Uzmanların bakanlıktan beklentisi ise otoyol projesinden vazgeçilmesi yönünde. Tüm projeyi başından bugüne takip eden ve direnenlerin arasında bulunan Kültürel ve Doğal Mirası İzleme Platformu Başkanı arkeolog Nezih Başgelen ile süreci konuştuk.
Başgelen, “Antalya’nın FinikeDemre-Kaş-Kalkan hattında yapılması planlanan bölünmüş yol projesi için daha önce verilen ‘ÇED olumlu’ kararının, Antalya 2. İdare Mahkemesi tarafından iptal edilmesi pek çok açıdan önemlidir. Çok sayıda sivil toplum örgütü ve bölge halkının ‘ÇED olumlu’ kararına karşı açtığı davada hazırlanan kapsamlı bilirkişi raporu, mevcut yolların iyileştirilmesinin yeterli olacağını ve öngörülen projenin pek çok açıdan, ekolojik-arkeolojik ciddi tahribat oluşturacağını ayrıntılı değerlendirmelerle ortaya koydu.

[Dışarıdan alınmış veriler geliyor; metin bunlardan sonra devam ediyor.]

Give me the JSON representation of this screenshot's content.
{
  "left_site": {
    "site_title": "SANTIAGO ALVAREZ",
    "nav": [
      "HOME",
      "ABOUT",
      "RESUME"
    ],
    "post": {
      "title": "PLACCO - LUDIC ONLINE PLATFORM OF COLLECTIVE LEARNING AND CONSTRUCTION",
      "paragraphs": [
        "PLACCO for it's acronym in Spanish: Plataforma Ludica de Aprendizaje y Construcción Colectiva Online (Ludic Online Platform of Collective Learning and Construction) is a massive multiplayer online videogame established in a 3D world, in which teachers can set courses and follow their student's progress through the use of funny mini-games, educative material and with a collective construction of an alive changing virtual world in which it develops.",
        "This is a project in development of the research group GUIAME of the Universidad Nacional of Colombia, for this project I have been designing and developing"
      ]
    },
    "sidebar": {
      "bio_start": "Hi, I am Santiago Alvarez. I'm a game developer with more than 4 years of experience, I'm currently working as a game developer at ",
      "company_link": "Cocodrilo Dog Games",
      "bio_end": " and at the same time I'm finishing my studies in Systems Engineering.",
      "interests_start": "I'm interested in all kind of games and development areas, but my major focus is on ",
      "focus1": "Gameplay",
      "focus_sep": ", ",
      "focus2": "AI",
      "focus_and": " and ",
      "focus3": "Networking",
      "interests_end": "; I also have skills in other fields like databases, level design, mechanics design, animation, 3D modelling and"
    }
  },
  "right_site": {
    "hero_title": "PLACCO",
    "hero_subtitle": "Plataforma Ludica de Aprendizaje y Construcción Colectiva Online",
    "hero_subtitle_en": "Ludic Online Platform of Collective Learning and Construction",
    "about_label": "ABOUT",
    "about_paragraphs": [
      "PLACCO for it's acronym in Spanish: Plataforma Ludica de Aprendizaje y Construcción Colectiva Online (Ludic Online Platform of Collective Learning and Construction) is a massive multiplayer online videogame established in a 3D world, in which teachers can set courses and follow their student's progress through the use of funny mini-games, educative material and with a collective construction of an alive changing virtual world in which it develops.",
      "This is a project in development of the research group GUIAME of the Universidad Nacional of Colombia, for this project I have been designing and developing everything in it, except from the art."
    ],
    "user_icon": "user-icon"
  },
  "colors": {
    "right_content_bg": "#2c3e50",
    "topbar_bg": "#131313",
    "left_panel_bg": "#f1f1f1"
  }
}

Bilirkişi raporunu değerlendiren mahkeme de daha önce verilen ‘ÇED olumlu’ kararını iptal etti. Bu önemli ve emsalleri açısından örnek olacak sonucun alınmasında Kaş Çevre ve Kültür Derneği’nin öncülüğünde çok sayıda sivil toplum örgütünün, Mimarlar Odası Antalya Şubesi, Doğa Derneği, Finike TORAÇDER, Peyzaj Mimarları Odası, Kültürel ve Doğal Mirası İzleme Platformu ile konuya duyarlı uzmanların ve bölge sakinlerinin azimli mücadelesi etkili oldu. Emeği geçen bu mücadeleye katılan herkesi gönülden kutluyoruz” diyor.
KÜLTÜREL VE DOĞAL MİRAS
“Selimiye kubbesi ile ilgili yürütmeyi durdurma kararından sonra Likya’nın arkeolojik değerlerini, doğasını ve kültürel peyzajını korumaya yönelik bu karar da kültürel ve doğal mirası koruma konularının ortak paydamız haline gelmesini göstermesi açısından milletimiz adına olumlu bir gelişme” diyen Başgelen sözlerine şöyle devam ediyor:
“Söz konusu otoyol projesi, Demre Beymelek Lagünü’nün olduğu bölgeden başlayıp, Köşkerler, Gürses, Hoyran, Yavu mahalleleri üzerinden Kaş’a bağlı Gökçeyazı, Sarılar, Pınarbaşı, Ağullu, Çukurbağ mahallelerine geçerek Kalkan’da son buluyordu. Bu arada dünyaca ünlü Kaputaş Plajı’nın üzerindeki kanyonu da viyadükle aşması planlanıyordu. Arkeoloji camiası ise hâlâ daha toplam 11 arkeolojik sit alanını ve pek çok arkeolojik değerin tahribine yol açacak otoyol projesinin ÇED raporunda arkeolog olarak imzası bulunan Sinan Yılmaz’ın kim olduğunu, bilimsel yetkinliğini ve uzmanlığına dayanak olan eğitimi nerede aldığını merak ediyor.”